President of the Law Society of NSW Joanne van der Plaat said she wrote last month to the Premier, Attorney General and Ministers for Finance and Aboriginal Affairs proposing practical steps to deal with unpaid fines issued under COVID-19 Public Health Orders (PHOs).
“The frequent and rapid amendments to PHOs means many of the fines may have been invalid. Some orders were amended multiple times during a day. That unfairness is exacerbated when many of those penalised are the most vulnerable in our community who have now amassed fine debt they are unable to pay,” Ms van der Plaat said.
“While Revenue NSW may be contacting vulnerable people and children to ‘provide support’ and possibly write off some fines, the Law Society considers all fines issued to children ought to be converted to formal cautions. The only option available for challenging a fine after refusal by Revenue NSW is to go to court. A loss there risks a conviction, an $11,000 fine and/or 6 months imprisonment. The consequences of a conviction can be life altering.”
The Law Society has brought to the Government’s attention figures obtained by the media under the Government Information Public Access Act to illustrate the disproportionate burden of these fines impacting areas that can afford it least.

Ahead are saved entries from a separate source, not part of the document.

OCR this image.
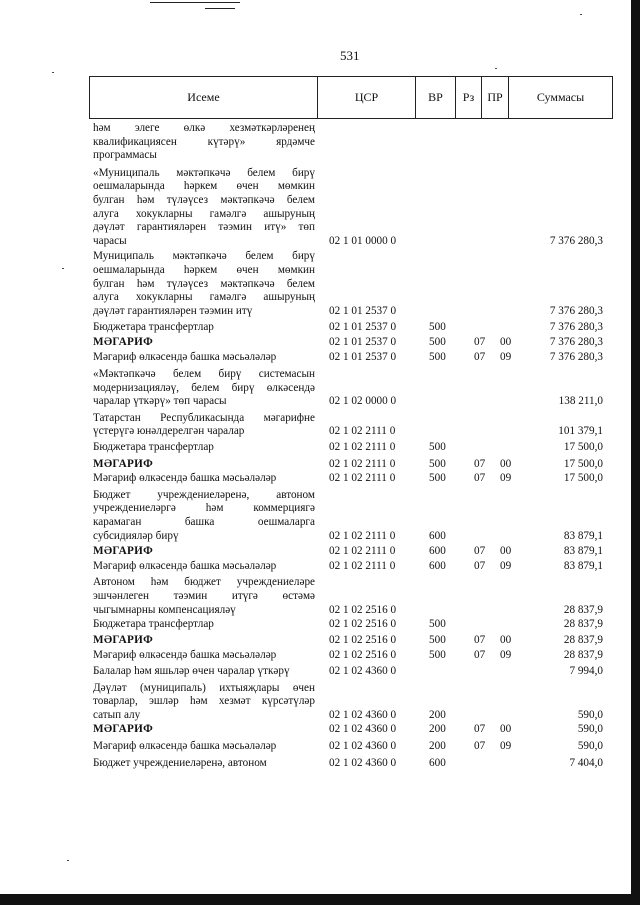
531
Исеме	ЦСР	ВР	Рз	ПР	Суммасы
һәм элеге өлкә хезмәткәрләренең
квалификациясен күтәрү» ярдәмче
программасы
«Муниципаль мәктәпкәчә белем бирү
оешмаларында һәркем өчен мөмкин
булган һәм түләүсез мәктәпкәчә белем
алуга хокукларны гамәлгә ашыруның
дәүләт гарантияләрен тәэмин итү» төп
чарасы	02 1 01 0000 0	7 376 280,3
Муниципаль мәктәпкәчә белем бирү
оешмаларында һәркем өчен мөмкин
булган һәм түләүсез мәктәпкәчә белем
алуга хокукларны гамәлгә ашыруның
дәүләт гарантияләрен тәэмин итү	02 1 01 2537 0	7 376 280,3
Бюджетара трансфертлар	02 1 01 2537 0	500	7 376 280,3
МӘГАРИФ	02 1 01 2537 0	500	07 00	7 376 280,3
Мәгариф өлкәсендә башка мәсьәләләр	02 1 01 2537 0	500	07 09	7 376 280,3
«Мәктәпкәчә белем бирү системасын
модернизацияләү, белем бирү өлкәсендә
чаралар үткәрү» төп чарасы	02 1 02 0000 0	138 211,0
Татарстан Республикасында мәгарифне
үстерүгә юнәлдерелгән чаралар	02 1 02 2111 0	101 379,1
Бюджетара трансфертлар	02 1 02 2111 0	500	17 500,0
МӘГАРИФ	02 1 02 2111 0	500	07 00	17 500,0
Мәгариф өлкәсендә башка мәсьәләләр	02 1 02 2111 0	500	07 09	17 500,0
Бюджет учреждениеләренә, автоном
учреждениеләргә һәм коммерциягә
карамаган башка оешмаларга
субсидияләр бирү	02 1 02 2111 0	600	83 879,1
МӘГАРИФ	02 1 02 2111 0	600	07 00	83 879,1
Мәгариф өлкәсендә башка мәсьәләләр	02 1 02 2111 0	600	07 09	83 879,1
Автоном һәм бюджет учреждениеләре
эшчәнлеген тәэмин итүгә өстәмә
чыгымнарны компенсацияләү	02 1 02 2516 0	28 837,9
Бюджетара трансфертлар	02 1 02 2516 0	500	28 837,9
МӘГАРИФ	02 1 02 2516 0	500	07 00	28 837,9
Мәгариф өлкәсендә башка мәсьәләләр	02 1 02 2516 0	500	07 09	28 837,9
Балалар һәм яшьләр өчен чаралар үткәрү	02 1 02 4360 0	7 994,0
Дәүләт (муниципаль) ихтыяҗлары өчен
товарлар, эшләр һәм хезмәт күрсәтүләр
сатып алу	02 1 02 4360 0	200	590,0
МӘГАРИФ	02 1 02 4360 0	200	07 00	590,0
Мәгариф өлкәсендә башка мәсьәләләр	02 1 02 4360 0	200	07 09	590,0
Бюджет учреждениеләренә, автоном	02 1 02 4360 0	600	7 404,0
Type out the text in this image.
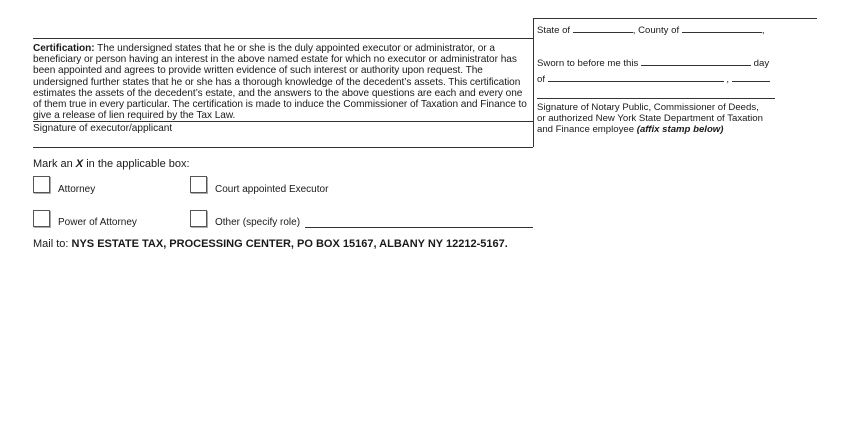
Certification: The undersigned states that he or she is the duly appointed executor or administrator, or a beneficiary or person having an interest in the above named estate for which no executor or administrator has been appointed and agrees to provide written evidence of such interest or authority upon request. The undersigned further states that he or she has a thorough knowledge of the decedent’s assets. This certification estimates the assets of the decedent’s estate, and the answers to the above questions are each and every one of them true in every particular. The certification is made to induce the Commissioner of Taxation and Finance to give a release of lien required by the Tax Law.
Signature of executor/applicant
State of	, County of	,
Sworn to before me this	day
of	,
Signature of Notary Public, Commissioner of Deeds,
or authorized New York State Department of Taxation
and Finance employee (affix stamp below)
Mark an X in the applicable box:
Attorney	Court appointed Executor
Power of Attorney	Other (specify role)
Mail to: NYS ESTATE TAX, PROCESSING CENTER, PO BOX 15167, ALBANY NY 12212-5167.
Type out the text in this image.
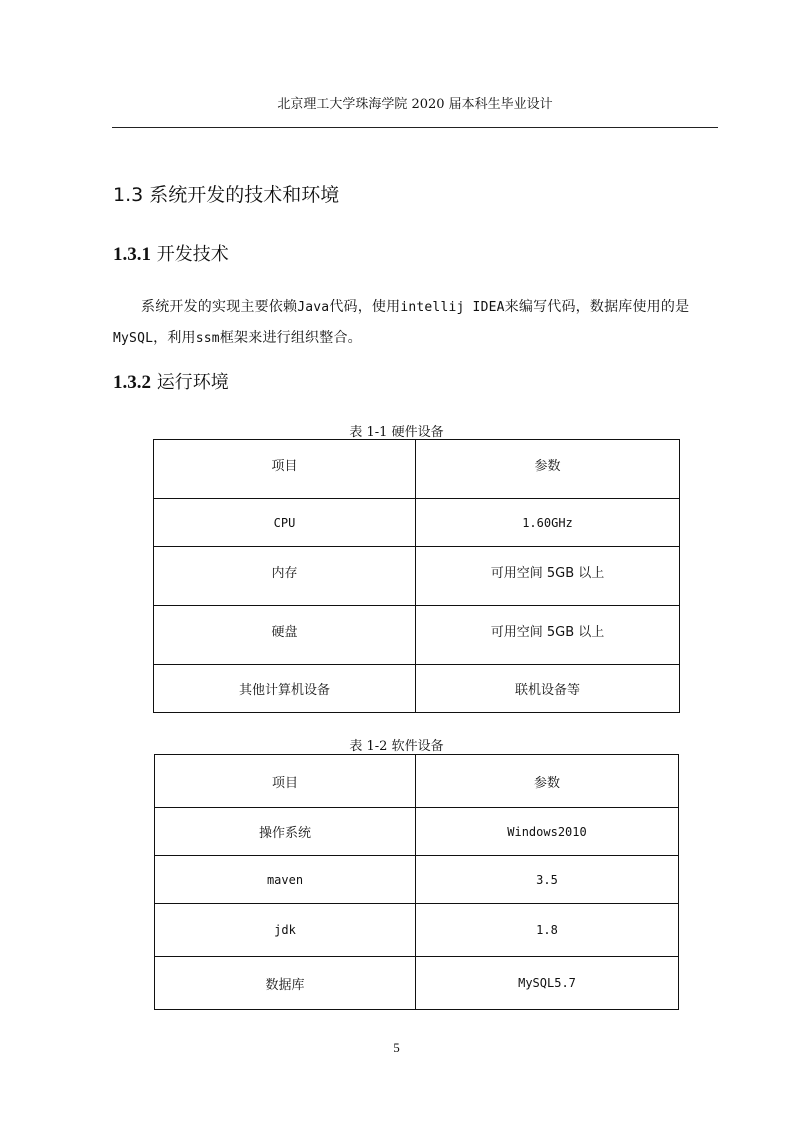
北京理工大学珠海学院 2020 届本科生毕业设计
1.3 系统开发的技术和环境
1.3.1 开发技术
系统开发的实现主要依赖Java代码，使用intellij IDEA来编写代码，数据库使用的是MySQL，利用ssm框架来进行组织整合。
1.3.2 运行环境
表 1-1 硬件设备
项目	参数
CPU	1.60GHz
内存	可用空间 5GB 以上
硬盘	可用空间 5GB 以上
其他计算机设备	联机设备等
表 1-2 软件设备
项目	参数
操作系统	Windows2010
maven	3.5
jdk	1.8
数据库	MySQL5.7
5
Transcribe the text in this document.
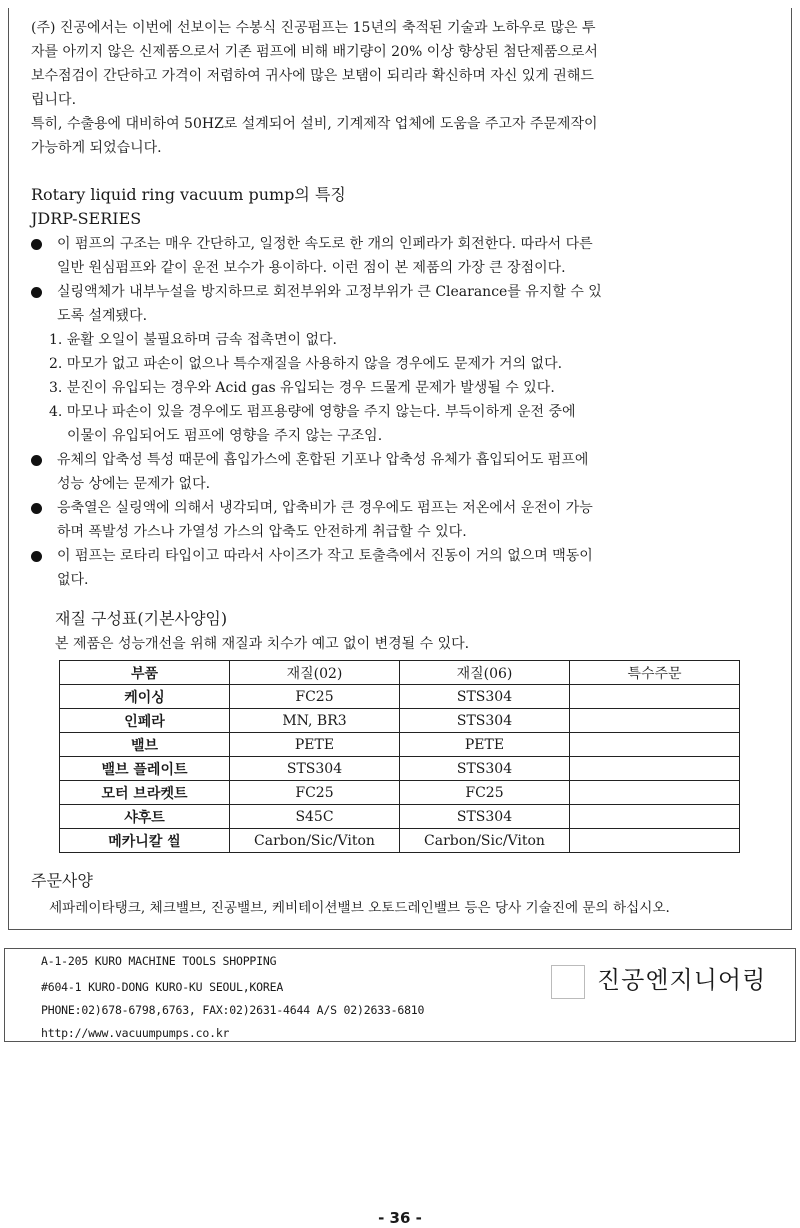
(주) 진공에서는 이번에 선보이는 수봉식 진공펌프는 15년의 축적된 기술과 노하우로 많은 투
자를 아끼지 않은 신제품으로서 기존 펌프에 비해 배기량이 20% 이상 향상된 첨단제품으로서
보수점검이 간단하고 가격이 저렴하여 귀사에 많은 보탬이 되리라 확신하며 자신 있게 권해드
립니다.
특히, 수출용에 대비하여 50HZ로 설계되어 설비, 기계제작 업체에 도움을 주고자 주문제작이
가능하게 되었습니다.
Rotary liquid ring vacuum pump의 특징
JDRP-SERIES
이 펌프의 구조는 매우 간단하고, 일정한 속도로 한 개의 인페라가 회전한다. 따라서 다른
일반 원심펌프와 같이 운전 보수가 용이하다. 이런 점이 본 제품의 가장 큰 장점이다.
실링액체가 내부누설을 방지하므로 회전부위와 고정부위가 큰 Clearance를 유지할 수 있
도록 설계됐다.
1. 윤활 오일이 불필요하며 금속 접촉면이 없다.
2. 마모가 없고 파손이 없으나 특수재질을 사용하지 않을 경우에도 문제가 거의 없다.
3. 분진이 유입되는 경우와 Acid gas 유입되는 경우 드물게 문제가 발생될 수 있다.
4. 마모나 파손이 있을 경우에도 펌프용량에 영향을 주지 않는다. 부득이하게 운전 중에
이물이 유입되어도 펌프에 영향을 주지 않는 구조임.
유체의 압축성 특성 때문에 흡입가스에 혼합된 기포나 압축성 유체가 흡입되어도 펌프에
성능 상에는 문제가 없다.
응축열은 실링액에 의해서 냉각되며, 압축비가 큰 경우에도 펌프는 저온에서 운전이 가능
하며 폭발성 가스나 가열성 가스의 압축도 안전하게 취급할 수 있다.
이 펌프는 로타리 타입이고 따라서 사이즈가 작고 토출측에서 진동이 거의 없으며 맥동이
없다.
재질 구성표(기본사양임)
본 제품은 성능개선을 위해 재질과 치수가 예고 없이 변경될 수 있다.
부품	재질(02)	재질(06)	특수주문
케이싱	FC25	STS304	
인페라	MN, BR3	STS304	
밸브	PETE	PETE	
밸브 플레이트	STS304	STS304	
모터 브라켓트	FC25	FC25	
샤후트	S45C	STS304	
메카니칼 씰	Carbon/Sic/Viton	Carbon/Sic/Viton	
주문사양
세파레이타탱크, 체크밸브, 진공밸브, 케비테이션밸브 오토드레인밸브 등은 당사 기술진에 문의 하십시오.
A-1-205 KURO MACHINE TOOLS SHOPPING
#604-1 KURO-DONG KURO-KU SEOUL,KOREA
PHONE:02)678-6798,6763, FAX:02)2631-4644 A/S 02)2633-6810
http://www.vacuumpumps.co.kr
진공엔지니어링
- 36 -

“Many of the top fifteen per-capita locations where fines were issued during the Delta outbreak have high Aboriginal populations. These include the top three of Walgett, Brewarrina and Wilcannia. Eleven of these communities are counted among communities suffering the state’s highest level of social disadvantage.,” Ms van der Plaat said.
The Law Society acknowledges the enormous efforts of NSW’s legal assistance sector in helping vulnerable people have their fines reviewed, but Ms van der Plaat says more needs to be done.
“The Law Society implores the Government to resource adequately the legal assistance sector to continue this vital work."